12.02 Remedies Upon Default. If an Event of Default occurs, Lender may,
at its option, and without prior notice or demand, do and hereby is authorized
and empowered by Borrowers so to do, any or all of the following:
(a) Acceleration. Lender may declare the entire unpaid principal
balance of the Loans to be immediately due and payable.

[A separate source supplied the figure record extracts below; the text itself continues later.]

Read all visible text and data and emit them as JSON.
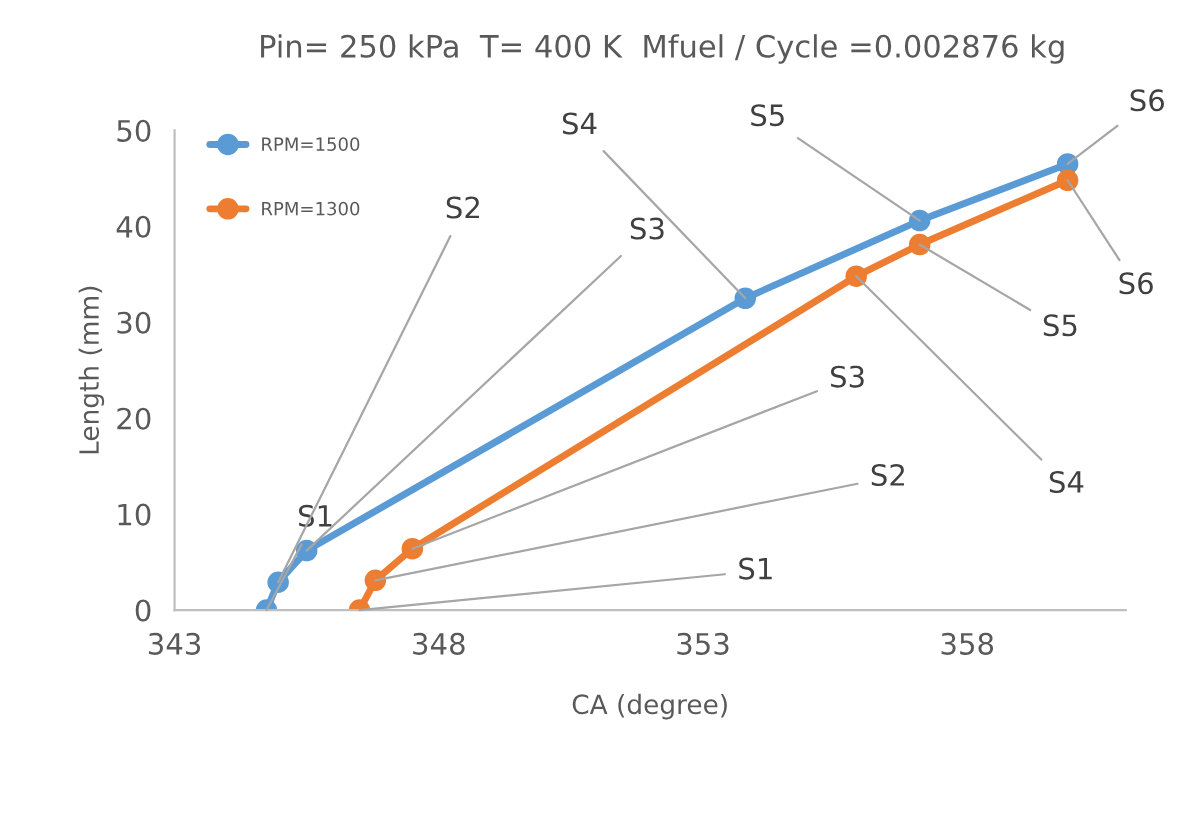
{
  "chart_data": {
    "type": "line",
    "title": "Pin= 250 kPa  T= 400 K  Mfuel / Cycle =0.002876 kg",
    "xlabel": "CA (degree)",
    "ylabel": "Length (mm)",
    "series": [
      {
        "name": "RPM=1500",
        "color": "#5b9bd5",
        "x": [
          344.74,
          344.96,
          345.5,
          353.8,
          357.1,
          359.9
        ],
        "values": [
          0,
          2.9,
          6.2,
          32.5,
          40.6,
          46.5
        ]
      },
      {
        "name": "RPM=1300",
        "color": "#ed7d31",
        "x": [
          346.5,
          346.8,
          347.5,
          355.9,
          357.1,
          359.9
        ],
        "values": [
          0,
          3.1,
          6.4,
          34.8,
          38.1,
          44.8
        ]
      }
    ],
    "xlim": [
      343,
      361
    ],
    "xticks": [
      343,
      348,
      353,
      358
    ],
    "ylim": [
      0,
      50
    ],
    "yticks": [
      0,
      10,
      20,
      30,
      40,
      50
    ],
    "grid": false,
    "legend": "top left",
    "marker": "circle",
    "line_style": "solid",
    "annotations": [
      {
        "text": "S1",
        "x": 344.74,
        "y": 0
      },
      {
        "text": "S2",
        "x": 344.96,
        "y": 2.9
      },
      {
        "text": "S3",
        "x": 345.5,
        "y": 6.2
      },
      {
        "text": "S4",
        "x": 353.8,
        "y": 32.5
      },
      {
        "text": "S5",
        "x": 357.1,
        "y": 40.6
      },
      {
        "text": "S6",
        "x": 359.9,
        "y": 46.5
      },
      {
        "text": "S1",
        "x": 346.5,
        "y": 0
      },
      {
        "text": "S2",
        "x": 346.8,
        "y": 3.1
      },
      {
        "text": "S3",
        "x": 347.5,
        "y": 6.4
      },
      {
        "text": "S4",
        "x": 355.9,
        "y": 34.8
      },
      {
        "text": "S5",
        "x": 357.1,
        "y": 38.1
      },
      {
        "text": "S6",
        "x": 359.9,
        "y": 44.8
      }
    ]
  }
}
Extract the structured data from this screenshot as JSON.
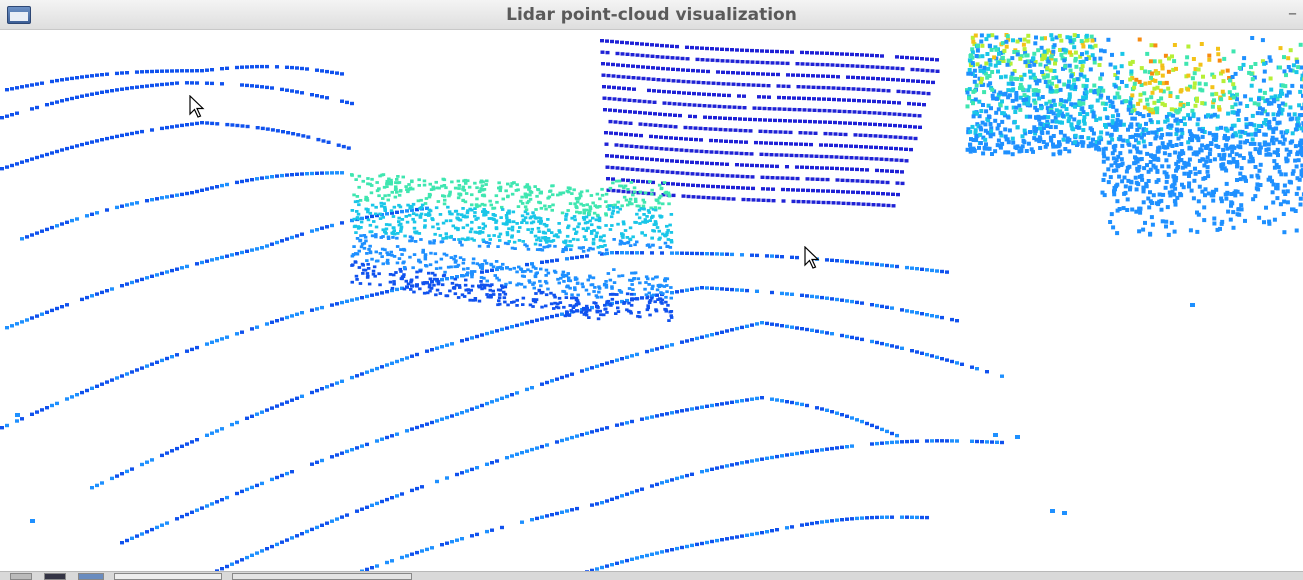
{
  "window": {
    "title": "Lidar point-cloud visualization",
    "minimize_glyph": "–"
  },
  "viewport": {
    "background": "#ffffff",
    "colormap": [
      "#1f22d6",
      "#1052ee",
      "#1e90ff",
      "#19c6e8",
      "#3fe6b0",
      "#b6ef36",
      "#f3c218",
      "#f78b10"
    ],
    "objects": [
      "ground-scan-rings",
      "wall-scan-lines",
      "parked-car-cluster",
      "vegetation-cluster"
    ]
  },
  "icons": [
    "window-menu-icon",
    "minimize-icon",
    "mouse-cursor-icon",
    "taskbar-app-icon"
  ]
}
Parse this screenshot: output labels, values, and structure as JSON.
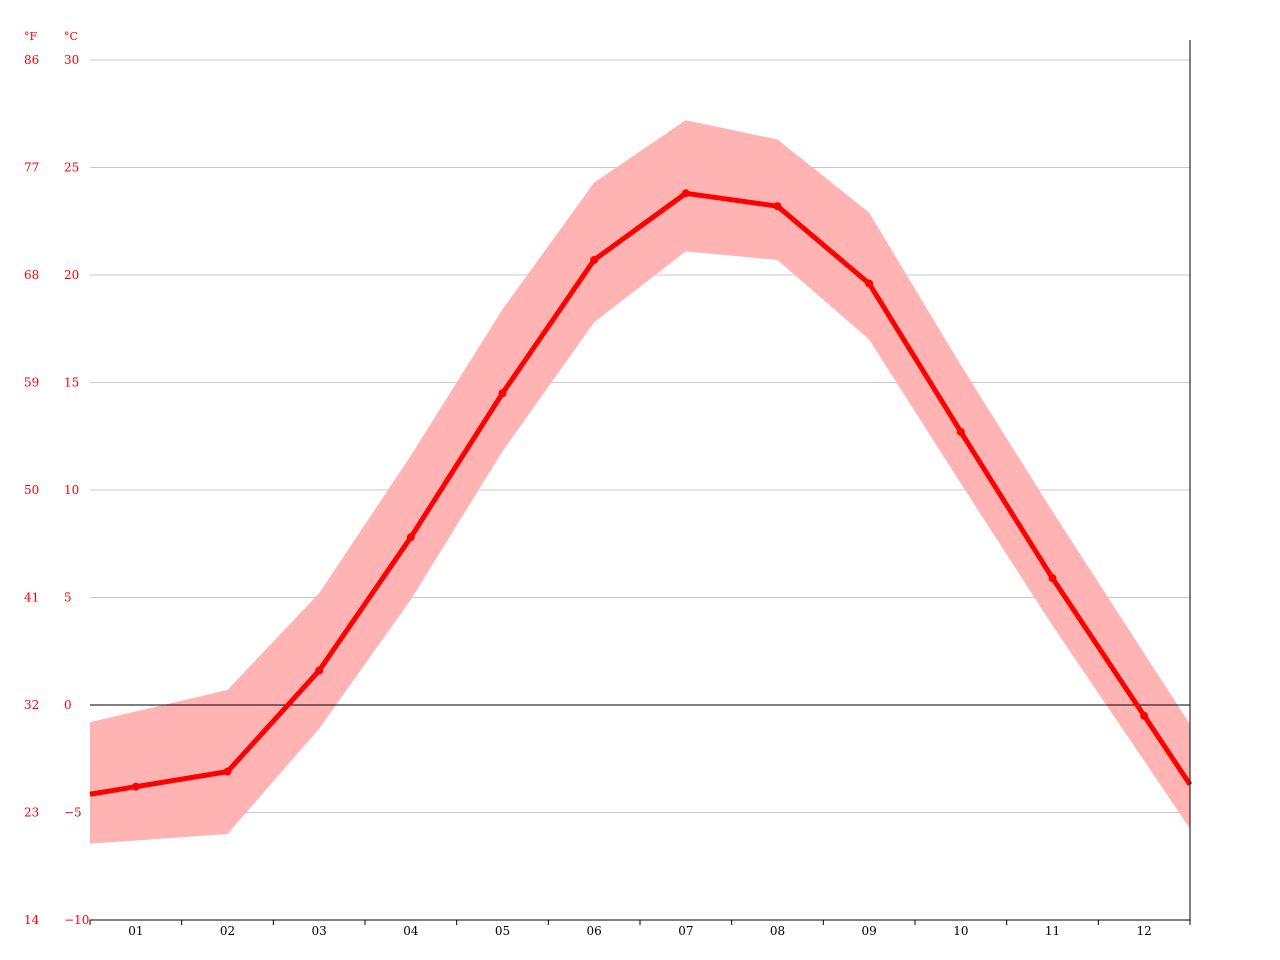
{
  "chart_data": {
    "type": "line",
    "title": "",
    "xlabel": "",
    "ylabel": "",
    "categories": [
      "01",
      "02",
      "03",
      "04",
      "05",
      "06",
      "07",
      "08",
      "09",
      "10",
      "11",
      "12"
    ],
    "unit_labels": {
      "fahrenheit": "°F",
      "celsius": "°C"
    },
    "y_ticks_celsius": [
      "30",
      "25",
      "20",
      "15",
      "10",
      "5",
      "0",
      "−5",
      "−10"
    ],
    "y_tick_values": [
      30,
      25,
      20,
      15,
      10,
      5,
      0,
      -5,
      -10
    ],
    "y_ticks_fahrenheit": [
      "86",
      "77",
      "68",
      "59",
      "50",
      "41",
      "32",
      "23",
      "14"
    ],
    "ylim": [
      -10,
      30
    ],
    "grid": true,
    "series": [
      {
        "values": [
          -3.8,
          -3.1,
          1.6,
          7.8,
          14.5,
          20.7,
          23.8,
          23.2,
          19.6,
          12.7,
          5.9,
          -0.5
        ]
      }
    ],
    "band": {
      "upper": [
        -0.3,
        0.7,
        5.2,
        11.6,
        18.4,
        24.3,
        27.2,
        26.3,
        22.9,
        15.8,
        9.0,
        2.4
      ],
      "lower": [
        -6.3,
        -6.0,
        -1.1,
        4.9,
        11.8,
        17.8,
        21.1,
        20.7,
        17.0,
        10.3,
        3.7,
        -2.6
      ]
    },
    "colors": {
      "line": "#ff0000",
      "band": "#ffb3b3",
      "grid": "#c8c8c8",
      "zero_line": "#000000",
      "axis": "#000000"
    }
  }
}
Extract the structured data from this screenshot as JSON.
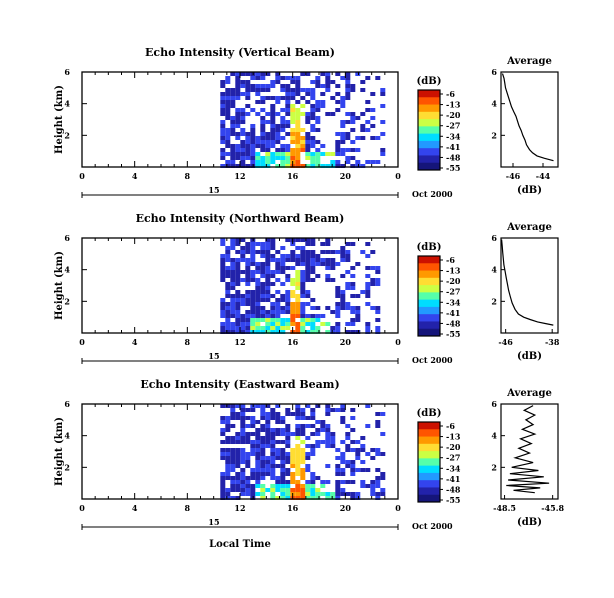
{
  "figure": {
    "x_axis_label": "Local Time"
  },
  "colorbar": {
    "unit": "(dB)",
    "ticks": [
      "-6",
      "-13",
      "-20",
      "-27",
      "-34",
      "-41",
      "-48",
      "-55"
    ],
    "colors": [
      "#cc1100",
      "#ff5500",
      "#ff9900",
      "#ffdd33",
      "#ccff44",
      "#55ffaa",
      "#00ddff",
      "#2299ff",
      "#3344ee",
      "#2222aa",
      "#15157a"
    ]
  },
  "chart_data": [
    {
      "type": "heatmap",
      "title": "Echo Intensity (Vertical Beam)",
      "ylabel": "Height (km)",
      "y_ticks": [
        "6",
        "4",
        "2"
      ],
      "x_ticks": [
        "0",
        "4",
        "8",
        "12",
        "16",
        "20",
        "0"
      ],
      "date_labels": [
        "15",
        "Oct 2000"
      ],
      "x_range": [
        0,
        24
      ],
      "y_range": [
        0,
        6
      ],
      "data_start_hour": 10.5,
      "data_end_hour": 22.8,
      "plume_hour": 16.2,
      "colorbar_range": [
        -55,
        -6
      ]
    },
    {
      "type": "heatmap",
      "title": "Echo Intensity (Northward Beam)",
      "ylabel": "Height (km)",
      "y_ticks": [
        "6",
        "4",
        "2"
      ],
      "x_ticks": [
        "0",
        "4",
        "8",
        "12",
        "16",
        "20",
        "0"
      ],
      "date_labels": [
        "15",
        "Oct 2000"
      ],
      "x_range": [
        0,
        24
      ],
      "y_range": [
        0,
        6
      ],
      "data_start_hour": 10.5,
      "data_end_hour": 22.3,
      "plume_hour": 16.0,
      "colorbar_range": [
        -55,
        -6
      ]
    },
    {
      "type": "heatmap",
      "title": "Echo Intensity (Eastward Beam)",
      "ylabel": "Height (km)",
      "y_ticks": [
        "6",
        "4",
        "2"
      ],
      "x_ticks": [
        "0",
        "4",
        "8",
        "12",
        "16",
        "20",
        "0"
      ],
      "date_labels": [
        "15",
        "Oct 2000"
      ],
      "x_range": [
        0,
        24
      ],
      "y_range": [
        0,
        6
      ],
      "data_start_hour": 10.5,
      "data_end_hour": 22.8,
      "plume_hour": 16.2,
      "colorbar_range": [
        -55,
        -6
      ]
    },
    {
      "type": "line",
      "title": "Average",
      "xlabel": "(dB)",
      "y_ticks": [
        "6",
        "4",
        "2"
      ],
      "x_ticks": [
        "-46",
        "-44"
      ],
      "x_range": [
        -46.8,
        -43.0
      ],
      "y_range": [
        0,
        6
      ],
      "profile": [
        [
          -46.7,
          5.9
        ],
        [
          -46.6,
          5.6
        ],
        [
          -46.55,
          5.3
        ],
        [
          -46.5,
          5.0
        ],
        [
          -46.4,
          4.7
        ],
        [
          -46.3,
          4.4
        ],
        [
          -46.2,
          4.1
        ],
        [
          -46.1,
          3.8
        ],
        [
          -45.95,
          3.5
        ],
        [
          -45.8,
          3.2
        ],
        [
          -45.7,
          2.9
        ],
        [
          -45.6,
          2.6
        ],
        [
          -45.45,
          2.3
        ],
        [
          -45.35,
          2.0
        ],
        [
          -45.2,
          1.7
        ],
        [
          -45.1,
          1.4
        ],
        [
          -44.9,
          1.1
        ],
        [
          -44.7,
          0.9
        ],
        [
          -44.4,
          0.7
        ],
        [
          -43.9,
          0.55
        ],
        [
          -43.3,
          0.4
        ]
      ]
    },
    {
      "type": "line",
      "title": "Average",
      "xlabel": "(dB)",
      "y_ticks": [
        "6",
        "4",
        "2"
      ],
      "x_ticks": [
        "-46",
        "-38"
      ],
      "x_range": [
        -46.8,
        -37.0
      ],
      "y_range": [
        0,
        6
      ],
      "profile": [
        [
          -46.7,
          5.9
        ],
        [
          -46.6,
          5.5
        ],
        [
          -46.5,
          5.1
        ],
        [
          -46.4,
          4.7
        ],
        [
          -46.3,
          4.3
        ],
        [
          -46.1,
          3.9
        ],
        [
          -45.9,
          3.5
        ],
        [
          -45.7,
          3.1
        ],
        [
          -45.5,
          2.7
        ],
        [
          -45.2,
          2.3
        ],
        [
          -44.9,
          1.9
        ],
        [
          -44.4,
          1.5
        ],
        [
          -43.8,
          1.2
        ],
        [
          -42.9,
          1.0
        ],
        [
          -41.8,
          0.85
        ],
        [
          -40.5,
          0.7
        ],
        [
          -39.2,
          0.6
        ],
        [
          -37.8,
          0.5
        ]
      ]
    },
    {
      "type": "line",
      "title": "Average",
      "xlabel": "(dB)",
      "y_ticks": [
        "6",
        "4",
        "2"
      ],
      "x_ticks": [
        "-48.5",
        "-45.8"
      ],
      "x_range": [
        -48.7,
        -45.5
      ],
      "y_range": [
        0,
        6
      ],
      "profile": [
        [
          -46.9,
          5.9
        ],
        [
          -47.4,
          5.6
        ],
        [
          -46.8,
          5.3
        ],
        [
          -47.3,
          5.0
        ],
        [
          -46.9,
          4.7
        ],
        [
          -47.5,
          4.4
        ],
        [
          -46.8,
          4.1
        ],
        [
          -47.6,
          3.8
        ],
        [
          -47.0,
          3.5
        ],
        [
          -47.7,
          3.2
        ],
        [
          -47.1,
          2.9
        ],
        [
          -47.9,
          2.6
        ],
        [
          -46.9,
          2.3
        ],
        [
          -48.1,
          2.0
        ],
        [
          -46.6,
          1.8
        ],
        [
          -48.2,
          1.6
        ],
        [
          -46.3,
          1.4
        ],
        [
          -48.3,
          1.2
        ],
        [
          -46.0,
          1.0
        ],
        [
          -48.4,
          0.85
        ],
        [
          -46.5,
          0.7
        ],
        [
          -48.0,
          0.55
        ],
        [
          -46.8,
          0.4
        ]
      ]
    }
  ]
}
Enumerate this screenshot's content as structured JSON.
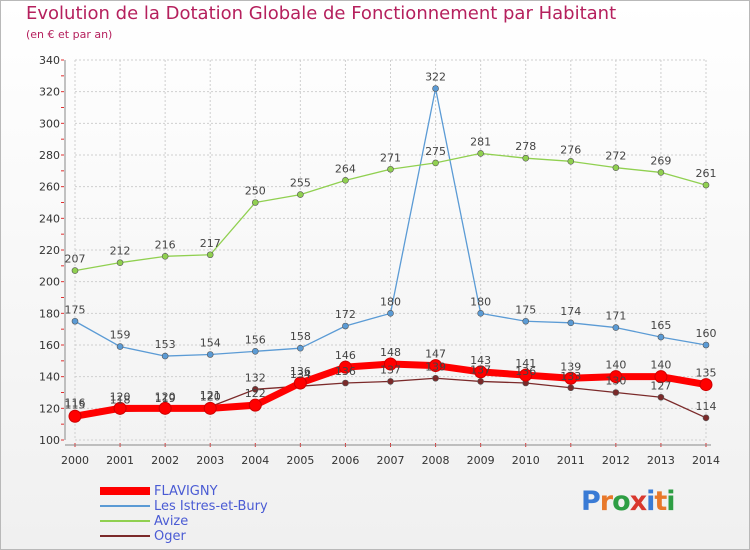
{
  "title": "Evolution de la Dotation Globale de Fonctionnement par Habitant",
  "subtitle": "(en € et par an)",
  "logo": {
    "text": "Proxiti",
    "letters": [
      "P",
      "r",
      "o",
      "x",
      "i",
      "t",
      "i"
    ],
    "colors": [
      "#3a7bd5",
      "#e8782a",
      "#2e9e44",
      "#d9382e",
      "#3a7bd5",
      "#e8782a",
      "#2e9e44"
    ]
  },
  "chart_data": {
    "type": "line",
    "title": "Evolution de la Dotation Globale de Fonctionnement par Habitant",
    "subtitle": "(en € et par an)",
    "x": [
      "2000",
      "2001",
      "2002",
      "2003",
      "2004",
      "2005",
      "2006",
      "2007",
      "2008",
      "2009",
      "2010",
      "2011",
      "2012",
      "2013",
      "2014"
    ],
    "ylim": [
      100,
      340
    ],
    "yticks": [
      100,
      120,
      140,
      160,
      180,
      200,
      220,
      240,
      260,
      280,
      300,
      320,
      340
    ],
    "grid": true,
    "legend_position": "bottom-left",
    "series": [
      {
        "name": "FLAVIGNY",
        "color": "#ff0000",
        "values": [
          115,
          120,
          120,
          120,
          122,
          136,
          146,
          148,
          147,
          143,
          141,
          139,
          140,
          140,
          135
        ]
      },
      {
        "name": "Les Istres-et-Bury",
        "color": "#5b9bd5",
        "values": [
          175,
          159,
          153,
          154,
          156,
          158,
          172,
          180,
          322,
          180,
          175,
          174,
          171,
          165,
          160
        ]
      },
      {
        "name": "Avize",
        "color": "#90d050",
        "values": [
          207,
          212,
          216,
          217,
          250,
          255,
          264,
          271,
          275,
          281,
          278,
          276,
          272,
          269,
          261
        ]
      },
      {
        "name": "Oger",
        "color": "#7b2a2a",
        "values": [
          116,
          118,
          119,
          121,
          132,
          134,
          136,
          137,
          139,
          137,
          136,
          133,
          130,
          127,
          114
        ]
      }
    ]
  }
}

(b) Recovery of Unpaid Sums. Lender may, from time to time, take
legal action to recover any sums as the same become due, without regard to
whether or not the Loans shall be accelerated and without prejudice to Lender's
right thereafter to accelerate the Loans or exercise any other remedy, if such
sums remain uncollected.
(c) Foreclosure. Lender may institute proceedings, judicial or
otherwise, for the complete or partial foreclosure of the Mortgages or the
complete or partial sale of one or more of the Properties under power of sale or
under any applicable provision of law. In connection with any such proceeding,
Lender may sell each Property as an entirety or in parcels or units and at such
times and place (at one or more sales) and upon such terms as it may deem
expedient unless prohibited by law from so acting.
(d) Entry. Lender may enter into possession of the Properties,
lease the Improvements, collect all Rents and Profits and, after deducting all
costs of collection and administration expenses, apply the remaining Rents and
Profits in such order and amounts as Lender, in Lender's sole discretion, may
elect to the payment of Impositions, operating costs, costs of maintenance,
restoration and repairs, Premiums and other charges, including, but not limited
to, costs of leasing the Properties and fees and costs of counsel and receivers,
and in reduction of the Aggregate Secured Indebtedness.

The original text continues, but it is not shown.